DATE: Sunday, December 10, 1995              TAG: 9512080051
SECTION: EDITORIAL                PAGE: F-2  EDITION: METRO 


BIRDBRAINED SEEDS OF A SCIENTIFIC DISCOVERY?

EVERY BIRD and bird-lover knows it. The squirrels are winning.

You put out the bird seed. The squirrels feast.

You put out the bird seed in a hundred-buck squirrel-proof bird feeder. The squirrels falter. Maybe. Then they feast.

The battle has escalated now, with new weapons technology brought to bear: a bird-feeder that delivers a small electrical charge through its roost.

Birds, whose feet and beaks don't conduct electricity, are unaffected. Squirrels get zapped. It doesn't really injure them, its inventor, John Boaz of Centreville, Va., told The Wall Street Journal. "They give it sort of a look of wonder."

They probably are stunned that those weird humans would go to such lengths to deny them a little snack.

Sure, it's frustrating to feed the thieves, but really this is shocking. Well, mildly. Besides, it's just a matter of time before the rodents figure out how to lean a wooden ladder against the feeder and munch away at their leisure.

You think not?

Consider the bird-feeder designed to literally slam the door on the greedy creatures. The roost drops under the weight of a squirrel when it jumps on, triggering a sheet of metal to drop down and close off the food opening. At $80 a pop, lots of folks looking out for their feathered friends have snatched them up. And several report seeing one squirrel standing on a counterweight bar behind the feeder, holding the little metal shutter open while another gobbles down seed.

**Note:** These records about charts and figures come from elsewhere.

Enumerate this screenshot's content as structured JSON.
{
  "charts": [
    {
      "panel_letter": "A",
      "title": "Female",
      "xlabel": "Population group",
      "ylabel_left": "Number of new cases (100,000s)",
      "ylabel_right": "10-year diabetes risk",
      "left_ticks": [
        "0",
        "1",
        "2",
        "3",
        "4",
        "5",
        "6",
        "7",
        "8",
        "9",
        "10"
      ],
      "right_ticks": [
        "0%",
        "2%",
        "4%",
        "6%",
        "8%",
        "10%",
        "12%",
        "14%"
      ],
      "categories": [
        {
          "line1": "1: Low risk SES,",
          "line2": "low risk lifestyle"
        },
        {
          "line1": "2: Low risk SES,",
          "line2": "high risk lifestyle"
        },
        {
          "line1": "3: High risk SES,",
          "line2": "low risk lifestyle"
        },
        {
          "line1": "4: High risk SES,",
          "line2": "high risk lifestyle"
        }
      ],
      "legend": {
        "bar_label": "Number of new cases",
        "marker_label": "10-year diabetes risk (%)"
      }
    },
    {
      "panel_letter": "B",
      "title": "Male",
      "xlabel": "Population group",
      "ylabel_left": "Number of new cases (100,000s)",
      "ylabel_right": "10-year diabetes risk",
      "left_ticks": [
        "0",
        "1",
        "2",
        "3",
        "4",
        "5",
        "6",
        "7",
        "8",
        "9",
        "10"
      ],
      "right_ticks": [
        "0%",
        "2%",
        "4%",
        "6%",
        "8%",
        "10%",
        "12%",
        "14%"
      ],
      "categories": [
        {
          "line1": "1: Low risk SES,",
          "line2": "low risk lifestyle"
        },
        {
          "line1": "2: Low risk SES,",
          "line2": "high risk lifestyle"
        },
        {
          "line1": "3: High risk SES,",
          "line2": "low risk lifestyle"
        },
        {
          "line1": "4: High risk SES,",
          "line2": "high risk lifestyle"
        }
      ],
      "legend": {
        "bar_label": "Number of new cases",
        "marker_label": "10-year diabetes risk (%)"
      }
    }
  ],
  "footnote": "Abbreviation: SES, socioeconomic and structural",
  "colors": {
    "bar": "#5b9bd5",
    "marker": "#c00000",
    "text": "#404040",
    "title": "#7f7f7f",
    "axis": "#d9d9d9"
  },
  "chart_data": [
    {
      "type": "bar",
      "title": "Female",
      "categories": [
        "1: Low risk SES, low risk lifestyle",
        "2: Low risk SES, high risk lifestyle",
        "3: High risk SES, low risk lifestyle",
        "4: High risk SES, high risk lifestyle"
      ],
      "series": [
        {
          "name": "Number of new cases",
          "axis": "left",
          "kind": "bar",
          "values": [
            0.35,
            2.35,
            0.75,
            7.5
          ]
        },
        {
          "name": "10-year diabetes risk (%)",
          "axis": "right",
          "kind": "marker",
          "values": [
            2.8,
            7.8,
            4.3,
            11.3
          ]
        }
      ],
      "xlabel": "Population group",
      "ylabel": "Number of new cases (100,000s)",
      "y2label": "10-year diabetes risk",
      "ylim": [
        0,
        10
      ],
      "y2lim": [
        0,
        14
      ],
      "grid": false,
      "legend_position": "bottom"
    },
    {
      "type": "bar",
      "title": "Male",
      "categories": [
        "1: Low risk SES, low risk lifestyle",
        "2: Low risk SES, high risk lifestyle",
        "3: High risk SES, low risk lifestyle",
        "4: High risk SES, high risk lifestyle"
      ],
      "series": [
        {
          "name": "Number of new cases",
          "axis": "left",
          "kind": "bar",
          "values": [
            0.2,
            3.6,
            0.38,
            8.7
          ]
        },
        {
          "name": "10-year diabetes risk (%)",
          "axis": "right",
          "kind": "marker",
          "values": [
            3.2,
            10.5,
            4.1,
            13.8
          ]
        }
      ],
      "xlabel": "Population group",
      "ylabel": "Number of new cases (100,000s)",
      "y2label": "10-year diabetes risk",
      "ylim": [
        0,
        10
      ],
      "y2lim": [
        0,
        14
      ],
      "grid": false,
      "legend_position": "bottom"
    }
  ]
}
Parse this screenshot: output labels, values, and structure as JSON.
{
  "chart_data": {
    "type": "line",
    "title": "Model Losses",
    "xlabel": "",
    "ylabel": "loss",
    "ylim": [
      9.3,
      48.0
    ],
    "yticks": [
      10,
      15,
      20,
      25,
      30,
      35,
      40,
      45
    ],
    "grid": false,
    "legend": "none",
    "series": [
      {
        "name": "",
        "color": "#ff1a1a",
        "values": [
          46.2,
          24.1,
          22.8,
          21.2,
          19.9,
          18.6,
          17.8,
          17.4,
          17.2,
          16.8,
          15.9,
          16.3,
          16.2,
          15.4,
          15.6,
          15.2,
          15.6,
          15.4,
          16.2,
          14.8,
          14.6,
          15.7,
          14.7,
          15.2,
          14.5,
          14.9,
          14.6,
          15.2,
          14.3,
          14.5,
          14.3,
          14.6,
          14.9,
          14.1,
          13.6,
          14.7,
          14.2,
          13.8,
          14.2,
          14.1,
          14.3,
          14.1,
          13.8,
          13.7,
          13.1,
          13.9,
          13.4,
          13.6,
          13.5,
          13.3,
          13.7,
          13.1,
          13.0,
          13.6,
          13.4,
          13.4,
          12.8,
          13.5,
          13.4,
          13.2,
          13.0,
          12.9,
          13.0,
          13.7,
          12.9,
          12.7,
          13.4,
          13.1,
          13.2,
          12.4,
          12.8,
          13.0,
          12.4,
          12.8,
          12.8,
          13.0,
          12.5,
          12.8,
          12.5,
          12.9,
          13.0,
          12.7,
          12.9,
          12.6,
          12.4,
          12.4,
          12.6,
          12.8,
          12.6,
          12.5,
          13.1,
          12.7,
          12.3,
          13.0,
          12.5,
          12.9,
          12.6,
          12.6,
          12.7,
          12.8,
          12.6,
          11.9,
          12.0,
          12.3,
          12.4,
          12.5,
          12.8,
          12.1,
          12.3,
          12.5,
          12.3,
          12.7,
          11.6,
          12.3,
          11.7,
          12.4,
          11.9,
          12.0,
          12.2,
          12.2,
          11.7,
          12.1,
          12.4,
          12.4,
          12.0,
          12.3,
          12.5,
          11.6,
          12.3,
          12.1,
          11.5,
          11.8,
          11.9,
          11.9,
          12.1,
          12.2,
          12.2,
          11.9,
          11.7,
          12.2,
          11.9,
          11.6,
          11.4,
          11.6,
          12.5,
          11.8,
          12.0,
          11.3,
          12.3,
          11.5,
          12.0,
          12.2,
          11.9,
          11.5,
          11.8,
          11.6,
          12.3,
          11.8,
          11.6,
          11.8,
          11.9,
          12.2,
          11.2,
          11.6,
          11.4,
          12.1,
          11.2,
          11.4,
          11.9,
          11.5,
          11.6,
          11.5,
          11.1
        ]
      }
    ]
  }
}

If you can't beat them - well, no need to join them. But you have to admire, if grudgingly, that kind of ingenuity and teamwork from animals with brains the size of - what? Peanuts?

If there's no way to fight this nuisance, perhaps humans can figure out some way to put squirrels' problem-solving abilities to work for us. Scientists have yet to figure out how to make cold fusion occur, for example. They're not even sure it is possible.

There's one way to settle that question: a test tube, a bag of bird seed, two squirrels. The bag must be opened by energy created by cold fusion. If the problem can be solved, it will be. Two days, max.